Après un long et fastidieux examen, qui dura jusqu’au point du jour, le chef des sbires déclara qu’à son grand regret il se voyait contraint d’emmener les deux fils du signer Stella, afin de les soumettre à un interrogatoire direct de leurs excellences le directeur de la police et le commandant militaire. Quelques-uns de ses gens resteraient cependant à la ferme pour y attendre le retour de M. Stella et le conduire aussitôt devant les mêmes excellences. Cette annonce plongea la famille tout entière dans la consternation. Mme Stella voyait déjà ses trois fils et son mari pendus au même gibet, et le sort des deux proscrits lui semblait digne d’envie. La pauvre femme ne trouva pas une parole pour supplier l’impitoyable sbire. Une profonde stupeur s’était emparée d’elle. Elle promena ses yeux hagards sur tous ceux qui l’entouraient, puis, jetant son tablier sur sa figure, elle se laissa tomber sur une chaise, tourna son visage contre la muraille, et, joignant les mains, elle demeura immobile, anéantie, étrangère à tout ce qui se passait. Profitant de cet intervalle pendant lequel la nature épuisée semblait se refuser à la souffrance, Pietro résolut de s’éloigner sans bruit avec son frère. Recommandant à la hâte à ses sœurs et à Rachel sa pauvre mère, il sortit avec M. Lamberti, et lui proposa de faire quelques pas à pied jusqu’à ce que la voiture qu’on était en train d’atteler les rejoignît sur la route.
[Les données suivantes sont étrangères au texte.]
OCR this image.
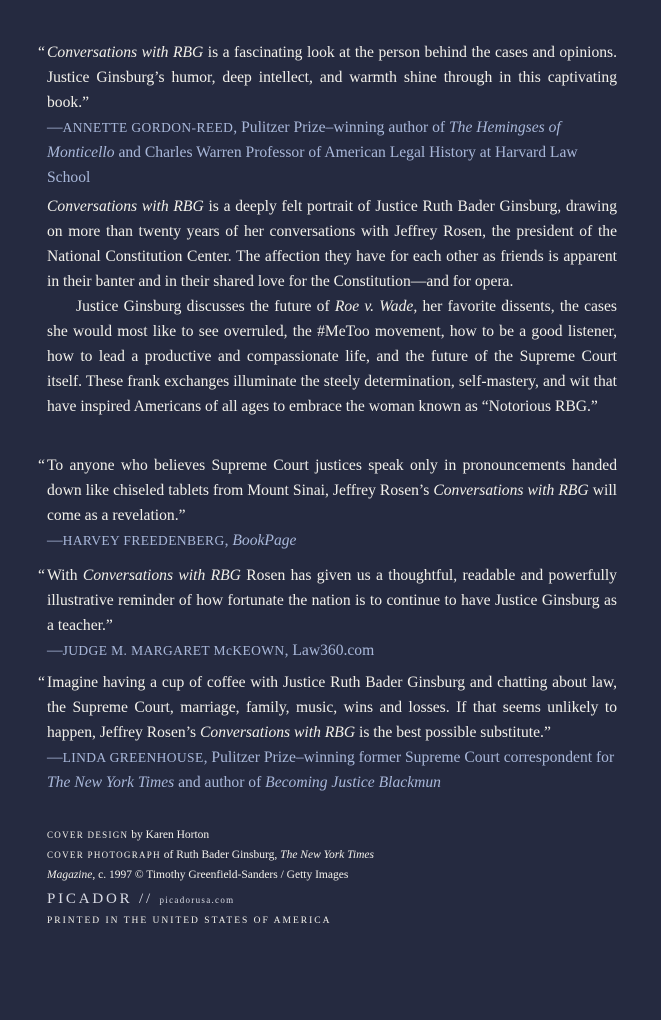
“ Conversations with RBG is a fascinating look at the person behind the cases and opinions. Justice Ginsburg’s humor, deep intellect, and warmth shine through in this captivating book.”

—ANNETTE GORDON-REED, Pulitzer Prize–winning author of The Hemingses of Monticello and Charles Warren Professor of American Legal History at Harvard Law School

Conversations with RBG is a deeply felt portrait of Justice Ruth Bader Ginsburg, drawing on more than twenty years of her conversations with Jeffrey Rosen, the president of the National Constitution Center. The affection they have for each other as friends is apparent in their banter and in their shared love for the Constitution—and for opera.

Justice Ginsburg discusses the future of Roe v. Wade, her favorite dissents, the cases she would most like to see overruled, the #MeToo movement, how to be a good listener, how to lead a productive and compassionate life, and the future of the Supreme Court itself. These frank exchanges illuminate the steely determination, self-mastery, and wit that have inspired Americans of all ages to embrace the woman known as “Notorious RBG.”

“ To anyone who believes Supreme Court justices speak only in pronouncements handed down like chiseled tablets from Mount Sinai, Jeffrey Rosen’s Conversations with RBG will come as a revelation.”

—HARVEY FREEDENBERG, BookPage

“ With Conversations with RBG Rosen has given us a thoughtful, readable and powerfully illustrative reminder of how fortunate the nation is to continue to have Justice Ginsburg as a teacher.”

—JUDGE M. MARGARET McKEOWN, Law360.com

“ Imagine having a cup of coffee with Justice Ruth Bader Ginsburg and chatting about law, the Supreme Court, marriage, family, music, wins and losses. If that seems unlikely to happen, Jeffrey Rosen’s Conversations with RBG is the best possible substitute.”

—LINDA GREENHOUSE, Pulitzer Prize–winning former Supreme Court correspondent for The New York Times and author of Becoming Justice Blackmun

COVER DESIGN by Karen Horton

COVER PHOTOGRAPH of Ruth Bader Ginsburg, The New York Times Magazine, c. 1997 © Timothy Greenfield-Sanders / Getty Images

PICADOR // picadorusa.com
PRINTED IN THE UNITED STATES OF AMERICA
M. Lamberti n’était pas fâché d’abréger les scènes touchantes auxquelles il ne pouvait assister qu’en témoin des plus blasés; il agréa donc la proposition. Quelques momens après, le roulement d’une voiture et un cliquetis de sabres et d’éperons annonçaient le départ de l’escouade qui emmenait Pietro et Cesare à Milan.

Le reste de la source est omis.